The basic equipment you need is a wand blender, a big saucepan, a chopping board, a wooden spoon and a good knife.
Basic process for a smooth soup: I always start any soup by frying onions slowly in a bit of vegetable oil, usually garlic as well added at the end. Then add whatever veg you like, and stock. I use a Knorr vegetable, chicken or ham cube. Some people make their own stock. You want a bit more liquid than you generally need for boiling vegetables. Bring them to a boil, then simmer.
Don't overcook the veg. Peas only need about 5 minutes. Tomatoes about ten. Brassicas 10-15 minutes. Carrots 20 ish. Potatoes 20-25
Good combinations: Potato and leek, broccoli and Stilton, pea and ham, carrot and coriander, "casserole/stew mix" from Aldi, Sainsbury's etc (Aldi also do a Soup mix of ready chopped veg which is souper easy- sorry!).

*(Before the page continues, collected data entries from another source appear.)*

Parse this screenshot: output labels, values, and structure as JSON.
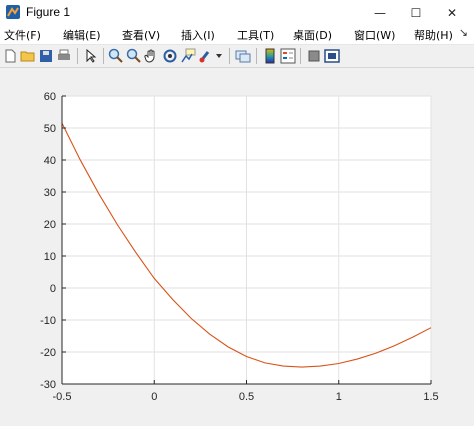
{
  "window": {
    "title": "Figure 1",
    "minimize_glyph": "—",
    "maximize_glyph": "☐",
    "close_glyph": "✕"
  },
  "menu": {
    "items": [
      {
        "label": "文件(F)"
      },
      {
        "label": "编辑(E)"
      },
      {
        "label": "查看(V)"
      },
      {
        "label": "插入(I)"
      },
      {
        "label": "工具(T)"
      },
      {
        "label": "桌面(D)"
      },
      {
        "label": "窗口(W)"
      },
      {
        "label": "帮助(H)"
      }
    ],
    "dock_glyph": "↘"
  },
  "toolbar": {
    "icons": [
      "new-figure-icon",
      "open-file-icon",
      "save-icon",
      "print-icon",
      "edit-plot-icon",
      "zoom-in-icon",
      "zoom-out-icon",
      "pan-icon",
      "rotate-3d-icon",
      "data-cursor-icon",
      "brush-icon",
      "brush-dropdown-icon",
      "link-plot-icon",
      "colorbar-icon",
      "legend-icon",
      "hide-plot-tools-icon",
      "show-plot-tools-icon"
    ]
  },
  "chart_data": {
    "type": "line",
    "title": "",
    "xlabel": "",
    "ylabel": "",
    "xlim": [
      -0.5,
      1.5
    ],
    "ylim": [
      -30,
      60
    ],
    "xticks": [
      "-0.5",
      "0",
      "0.5",
      "1",
      "1.5"
    ],
    "yticks": [
      "-30",
      "-20",
      "-10",
      "0",
      "10",
      "20",
      "30",
      "40",
      "50",
      "60"
    ],
    "grid": true,
    "series": [
      {
        "color": "#d95319",
        "x": [
          -0.5,
          -0.4,
          -0.3,
          -0.2,
          -0.1,
          0.0,
          0.1,
          0.2,
          0.3,
          0.4,
          0.5,
          0.6,
          0.7,
          0.8,
          0.9,
          1.0,
          1.1,
          1.2,
          1.3,
          1.4,
          1.5
        ],
        "y": [
          51.5,
          39.9,
          29.4,
          19.8,
          11.1,
          3.0,
          -3.6,
          -9.5,
          -14.4,
          -18.4,
          -21.4,
          -23.4,
          -24.4,
          -24.7,
          -24.4,
          -23.6,
          -22.2,
          -20.4,
          -18.1,
          -15.4,
          -12.4
        ]
      }
    ]
  }
}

Spiced lentil, curried parsnip or cauliflower. Add cooked ham towards the end of the cooking time, for the last minute if it's pea and ham.
When cooked, turn off the heat. Blitz with the wand until smooth. Taste it. Add the Stilton now and melt it in if you are doing broccoli and Stilton soup. Add the curry powder or herbs if using. Add plenty of pepper and a bit of salt (not very much salt if ham or salty cheese are involved). Adjust it until the seasoning is right. Put it back on the heat and simmer for a couple of minutes.
Toppings: Tomato soup must have grated cheese on it. Most of the vegetable ones are lovely with chilli flakes in and/ or cooked crispy bacon chopped up into little bits.
Serve with crusty fresh bread and proper butter.